A few weeks ago I went to an arcade for the first time in years.
To play, I had to place quarters in the games. This means that I had to go to the ATM, get some cash, and then place it in the change machine they had there.
My buddy and I decided to play some NBA Jam. It’s one of those over-the-top sports games where you can jump 50 feet in the air, throw the ball as fast as a rocket, and so on.
We each put one quarter in the machine and battled…
…For 3 or 4 whole minutes, at which point the machine asked for more money.
“To continue playing, please enter 1 token…”
So we put in another quarter… and another… and another.
A full game NBA Jam ending up costing $1.00 each (which is expensive for a retro game).
And the process of putting in quarter after quarter was quite unpleasant.
Because the game kept reminding us of the cost of our actions. It kept reminding us that our fun-time wasn’t free.
Which brought to my mind the behavioral economics research on “the pain of paying”.
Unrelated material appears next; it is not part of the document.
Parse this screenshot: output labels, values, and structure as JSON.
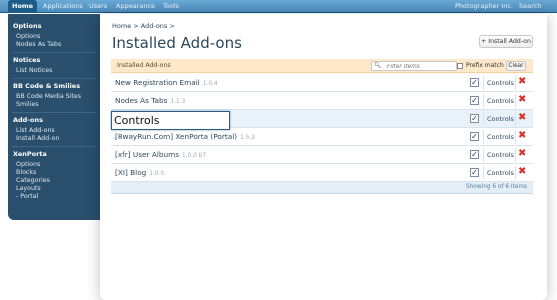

Paying for things hurts. We don’t like parting with our hard-earned dollars. Businesses know this and have thus spent decades experimenting with different ways of making paying for things less unpleasant.
The best example of this might be “autopay” or subscription billing, where a company automatically charges you for a product or service. The money is taken from your account without your awareness… so you don’t have to consciously feel your loss.
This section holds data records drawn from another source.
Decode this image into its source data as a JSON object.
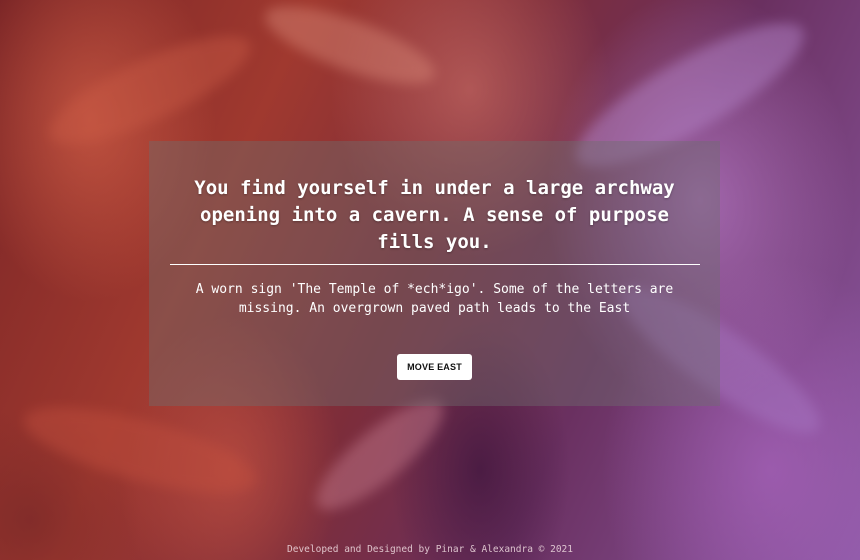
{
  "scene": {
    "title": "You find yourself in under a large archway opening into a cavern. A sense of purpose fills you.",
    "description": "A worn sign 'The Temple of *ech*igo'. Some of the letters are missing. An overgrown paved path leads to the East"
  },
  "actions": {
    "move_east_label": "MOVE EAST"
  },
  "footer": {
    "credits": "Developed and Designed by Pinar & Alexandra © 2021"
  },
  "colors": {
    "panel_overlay": "#6e6e6e",
    "button_bg": "#ffffff",
    "button_text": "#111111",
    "text": "#ffffff"
  }
}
That’s one strategy–out of sight, out of mind. But another strategy is what I’ll call *obfuscation*. This is where a company makes it less obvious that you’re parting with your money.
I know, it sounds a little weird. Let me explain.
When you purchase a coffee with cash, you pull physical objects ($ bills) out of your pocket and hand them over to the cashier. The cashier takes the bills you’ve given them, gives you back fewer bills (and maybe some quarters, dimes, and nickels), and then hands you your coffee.
A transaction has occurred and it’s really obvious that you’ve parted with some of your resources. In fact, you’ve literally given up some physical assets ($ bills).
Our minds recognize this and bristle.
To combat this, companies have created ways for people to purchase things that obscure of this feeling of loss. The best example of this? The credit card.
When you purchase something with a credit card, you don’t lose the card you’ve given over. You’re not parting with anything. You merely swipe a piece of plastic, see some little numbers on a screen or piece of paper, sign your name, and then take your stuff.
It’s a fairly painless process.
Why? Because it’s so… abstract. It doesn’t feel like you’re giving up anything. You’re looking at numbers on a screen and signing your name.
This is one of the reasons why people spend so much money with credit cards.
In fact, there are entire personal finance programs that are built around increasing the pain of paying by having people only use cash (example: The Envelope System). More pain, less spending.
So if your goal is to get people to spend less money, and have a worse experience, you should have people pay with cash AND increase how frequently they have to part with their money.
And that’s exactly what an arcade is designed to do.
Most of the games constantly remind you how much they cost (“insert coins to continue!”) and they require you to use physical $$.
A better move would be to charge an entry fee and then let people play for free. That way, you’re letting them enjoy their time guilt-free. You’re not reminding them that their fun-time has a cost.
Coming up with the right “all you can play” cost would be tricky… but it would be a win-win. Happy customers are repeat customers.